In the following link, please see the main functions I have created for the sentimentTextAnalyzer package. Each of the functions are completely functional but I have some testing to do to make sure that it can handle a variety of different types of text and URL and file types.
Link to RMD file on GitHub: RMD File
easyRead:
The first function I created is called easyRead and its main purpose is to do any preprocessing before the file or link is properly cleaned by easyClean which is called within easyRead. The input is the user's selected file or link and the output is ready-to-use matrix, the appropriate format for analysis.
easyClean:
easyClean takes the preprocessed text from easyRead and cleans it by making the words lowercase, removing punctuation, removing numbers, and removing common English stopwords.
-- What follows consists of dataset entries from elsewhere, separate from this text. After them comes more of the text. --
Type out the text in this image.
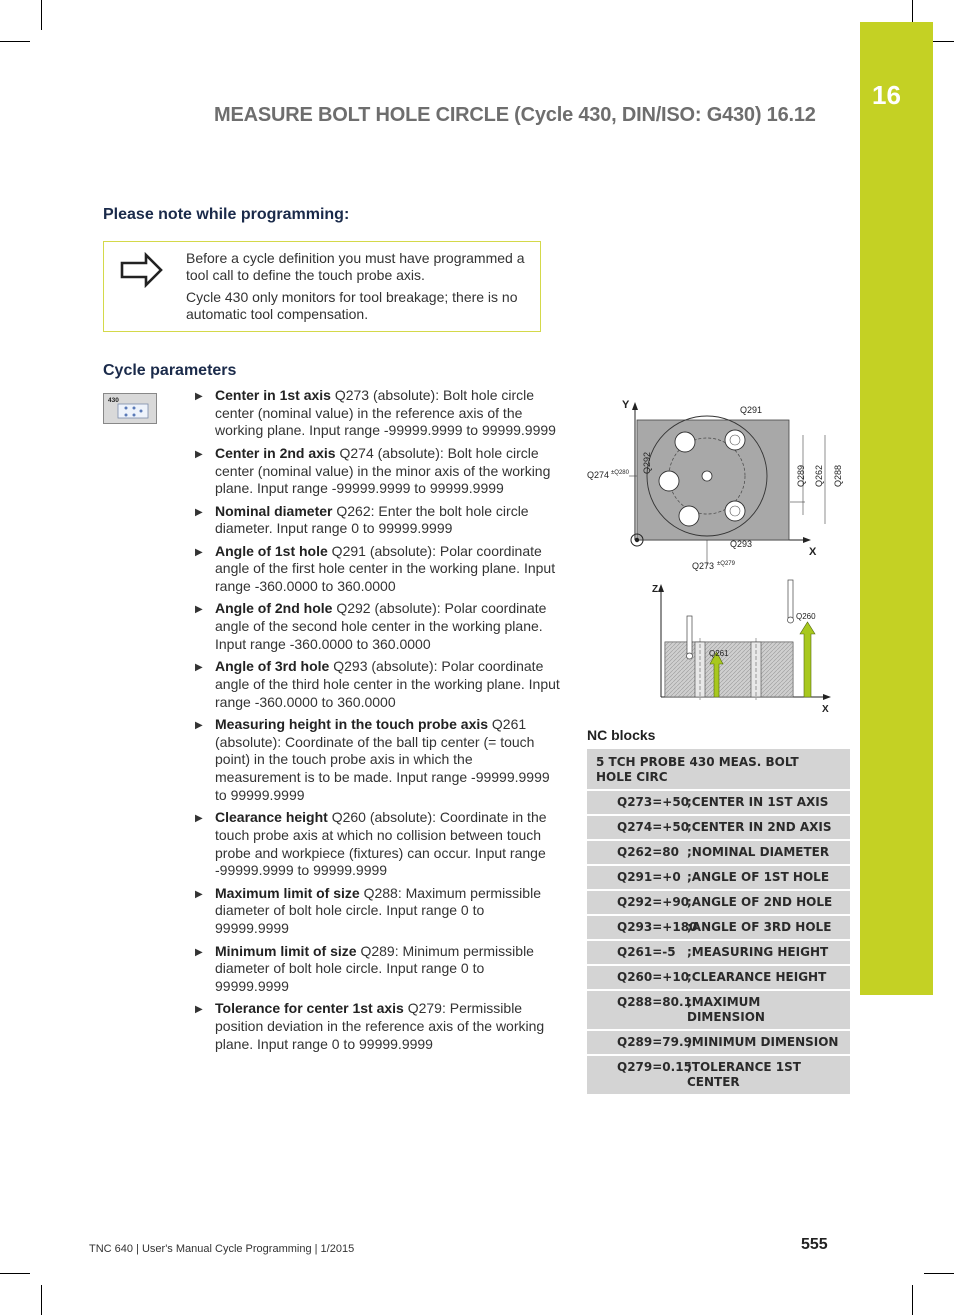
16
MEASURE BOLT HOLE CIRCLE (Cycle 430, DIN/ISO: G430) 16.12
Please note while programming:

Before a cycle definition you must have programmed a tool call to define the touch probe axis.

Cycle 430 only monitors for tool breakage; there is no automatic tool compensation.

Cycle parameters
430	▶ Center in 1st axis Q273 (absolute): Bolt hole circle center (nominal value) in the reference axis of the working plane. Input range -99999.9999 to 99999.9999
▶ Center in 2nd axis Q274 (absolute): Bolt hole circle center (nominal value) in the minor axis of the working plane. Input range -99999.9999 to 99999.9999
▶ Nominal diameter Q262: Enter the bolt hole circle diameter. Input range 0 to 99999.9999
▶ Angle of 1st hole Q291 (absolute): Polar coordinate angle of the first hole center in the working plane. Input range -360.0000 to 360.0000
▶ Angle of 2nd hole Q292 (absolute): Polar coordinate angle of the second hole center in the working plane. Input range -360.0000 to 360.0000
▶ Angle of 3rd hole Q293 (absolute): Polar coordinate angle of the third hole center in the working plane. Input range -360.0000 to 360.0000
▶ Measuring height in the touch probe axis Q261 (absolute): Coordinate of the ball tip center (= touch point) in the touch probe axis in which the measurement is to be made. Input range -99999.9999 to 99999.9999
▶ Clearance height Q260 (absolute): Coordinate in the touch probe axis at which no collision between touch probe and workpiece (fixtures) can occur. Input range -99999.9999 to 99999.9999
▶ Maximum limit of size Q288: Maximum permissible diameter of bolt hole circle. Input range 0 to 99999.9999
▶ Minimum limit of size Q289: Minimum permissible diameter of bolt hole circle. Input range 0 to 99999.9999
▶ Tolerance for center 1st axis Q279: Permissible position deviation in the reference axis of the working plane. Input range 0 to 99999.9999
Y
X
Q291
Q292
Q293
Q274 ±Q280
Q273 ±Q279
Q289 Q262 Q288
Z
X
Q261
Q260
NC blocks
5 TCH PROBE 430 MEAS. BOLT HOLE CIRC
Q273=+50
;CENTER IN 1ST AXIS
Q274=+50
;CENTER IN 2ND AXIS
Q262=80 ;NOMINAL DIAMETER
Q291=+0 ;ANGLE OF 1ST HOLE
Q292=+90
;ANGLE OF 2ND HOLE
Q293=+180
;ANGLE OF 3RD HOLE
Q261=-5 ;MEASURING HEIGHT
Q260=+10
;CLEARANCE HEIGHT
Q288=80.1
;MAXIMUM DIMENSION
Q289=79.9
;MINIMUM DIMENSION
Q279=0.15
;TOLERANCE 1ST CENTER
TNC 640 | User's Manual Cycle Programming | 1/2015	555
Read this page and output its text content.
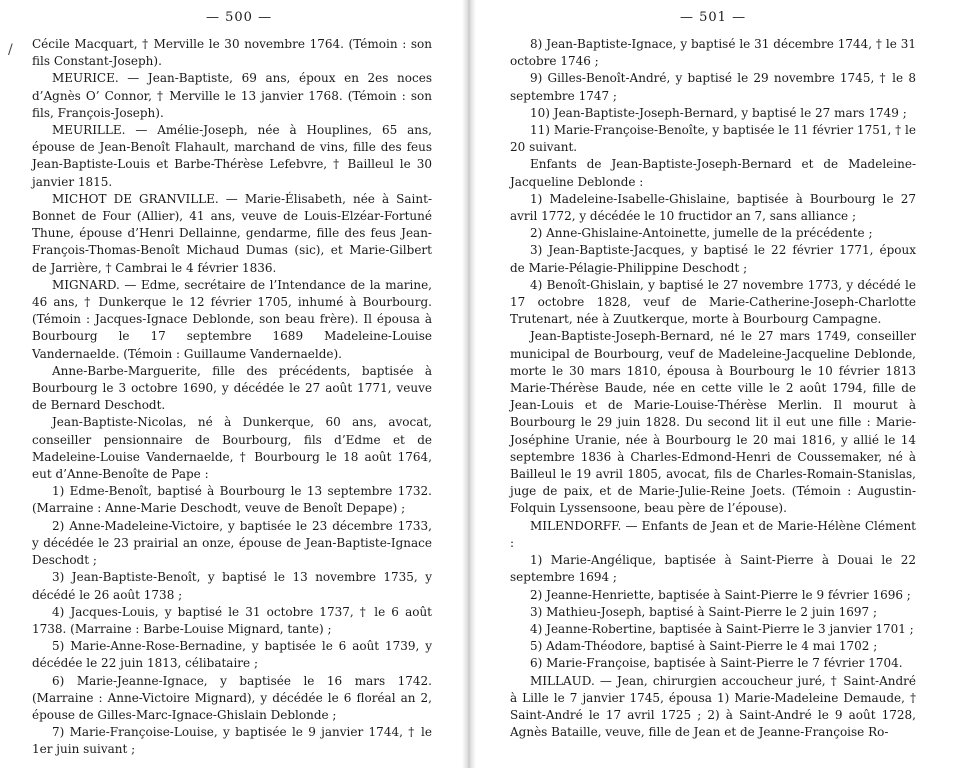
/
— 500 —

Cécile Macquart, † Merville le 30 novembre 1764. (Témoin : son fils Constant-Joseph).

MEURICE. — Jean-Baptiste, 69 ans, époux en 2es noces d’Agnès O’ Connor, † Merville le 13 janvier 1768. (Témoin : son fils, François-Joseph).

MEURILLE. — Amélie-Joseph, née à Houplines, 65 ans, épouse de Jean-Benoît Flahault, marchand de vins, fille des feus Jean-Baptiste-Louis et Barbe-Thérèse Lefebvre, † Bailleul le 30 janvier 1815.

MICHOT DE GRANVILLE. — Marie-Élisabeth, née à Saint-Bonnet de Four (Allier), 41 ans, veuve de Louis-Elzéar-Fortuné Thune, épouse d’Henri Dellainne, gendarme, fille des feus Jean-François-Thomas-Benoît Michaud Dumas (sic), et Marie-Gilbert de Jarrière, † Cambrai le 4 février 1836.

MIGNARD. — Edme, secrétaire de l’Intendance de la marine, 46 ans, † Dunkerque le 12 février 1705, inhumé à Bourbourg. (Témoin : Jacques-Ignace Deblonde, son beau frère). Il épousa à Bourbourg le 17 septembre 1689 Madeleine-Louise Vandernaelde. (Témoin : Guillaume Vandernaelde).

Anne-Barbe-Marguerite, fille des précédents, baptisée à Bourbourg le 3 octobre 1690, y décédée le 27 août 1771, veuve de Bernard Deschodt.

Jean-Baptiste-Nicolas, né à Dunkerque, 60 ans, avocat, conseiller pensionnaire de Bourbourg, fils d’Edme et de Madeleine-Louise Vandernaelde, † Bourbourg le 18 août 1764, eut d’Anne-Benoîte de Pape :

1) Edme-Benoît, baptisé à Bourbourg le 13 septembre 1732. (Marraine : Anne-Marie Deschodt, veuve de Benoît Depape) ;

2) Anne-Madeleine-Victoire, y baptisée le 23 décembre 1733, y décédée le 23 prairial an onze, épouse de Jean-Baptiste-Ignace Deschodt ;

3) Jean-Baptiste-Benoît, y baptisé le 13 novembre 1735, y décédé le 26 août 1738 ;

4) Jacques-Louis, y baptisé le 31 octobre 1737, † le 6 août 1738. (Marraine : Barbe-Louise Mignard, tante) ;

5) Marie-Anne-Rose-Bernadine, y baptisée le 6 août 1739, y décédée le 22 juin 1813, célibataire ;

6) Marie-Jeanne-Ignace, y baptisée le 16 mars 1742. (Marraine : Anne-Victoire Mignard), y décédée le 6 floréal an 2, épouse de Gilles-Marc-Ignace-Ghislain Deblonde ;

7) Marie-Françoise-Louise, y baptisée le 9 janvier 1744, † le 1er juin suivant ;

— 501 —

8) Jean-Baptiste-Ignace, y baptisé le 31 décembre 1744, † le 31 octobre 1746 ;

9) Gilles-Benoît-André, y baptisé le 29 novembre 1745, † le 8 septembre 1747 ;

10) Jean-Baptiste-Joseph-Bernard, y baptisé le 27 mars 1749 ;

11) Marie-Françoise-Benoîte, y baptisée le 11 février 1751, † le 20 suivant.

Enfants de Jean-Baptiste-Joseph-Bernard et de Madeleine-Jacqueline Deblonde :

1) Madeleine-Isabelle-Ghislaine, baptisée à Bourbourg le 27 avril 1772, y décédée le 10 fructidor an 7, sans alliance ;

2) Anne-Ghislaine-Antoinette, jumelle de la précédente ;

3) Jean-Baptiste-Jacques, y baptisé le 22 février 1771, époux de Marie-Pélagie-Philippine Deschodt ;

4) Benoît-Ghislain, y baptisé le 27 novembre 1773, y décédé le 17 octobre 1828, veuf de Marie-Catherine-Joseph-Charlotte Trutenart, née à Zuutkerque, morte à Bourbourg Campagne.

Jean-Baptiste-Joseph-Bernard, né le 27 mars 1749, conseiller municipal de Bourbourg, veuf de Madeleine-Jacqueline Deblonde, morte le 30 mars 1810, épousa à Bourbourg le 10 février 1813 Marie-Thérèse Baude, née en cette ville le 2 août 1794, fille de Jean-Louis et de Marie-Louise-Thérèse Merlin. Il mourut à Bourbourg le 29 juin 1828. Du second lit il eut une fille : Marie-Joséphine Uranie, née à Bourbourg le 20 mai 1816, y allié le 14 septembre 1836 à Charles-Edmond-Henri de Coussemaker, né à Bailleul le 19 avril 1805, avocat, fils de Charles-Romain-Stanislas, juge de paix, et de Marie-Julie-Reine Joets. (Témoin : Augustin-Folquin Lyssensoone, beau père de l’épouse).

MILENDORFF. — Enfants de Jean et de Marie-Hélène Clément :

1) Marie-Angélique, baptisée à Saint-Pierre à Douai le 22 septembre 1694 ;

2) Jeanne-Henriette, baptisée à Saint-Pierre le 9 février 1696 ;

3) Mathieu-Joseph, baptisé à Saint-Pierre le 2 juin 1697 ;

4) Jeanne-Robertine, baptisée à Saint-Pierre le 3 janvier 1701 ;

5) Adam-Théodore, baptisé à Saint-Pierre le 4 mai 1702 ;

6) Marie-Françoise, baptisée à Saint-Pierre le 7 février 1704.

MILLAUD. — Jean, chirurgien accoucheur juré, † Saint-André à Lille le 7 janvier 1745, épousa 1) Marie-Madeleine Demaude, † Saint-André le 17 avril 1725 ; 2) à Saint-André le 9 août 1728, Agnès Bataille, veuve, fille de Jean et de Jeanne-Françoise Ro-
The input is the preprocessed text and the output is a matrix.
easyFrequency:
In easyFrequency, it takes the previously created matrix and outputs the frequency of words found within the text. By reading in positive and negative lexicons, the function then determines of the frequency of those types of words found within the text. The input is the word_matrix, the positive and negative lexicons and the output is a list of the frequency results.
easyWordCloud:
This function takes in a dataframe and returns a default wordcloud. At this time, users must create a dataframe from the easyFrequency results for this function to work properly.
Quick Demo:
Insights, Challenges, Improvements:
For the most part, I am satisfied with easyRead and easyClean but easyFrequency and easyWordCloud could use some polish. At this moment, user's have to input their own lexicons which I understand is not feasible for everyone. Thus, I will have to figure out how to include a few more ready-to-use lexicons. Additionally, I think I will try to change the output to be a dataframe rather than a list as individuals do have to do a bit of coding to get the results ready for visualization. As for easyWordCloud, it works but it could be better. I would like to include some style options for the user to choose from and provide some more control over the number of words shown on the wordcloud.
~ Katie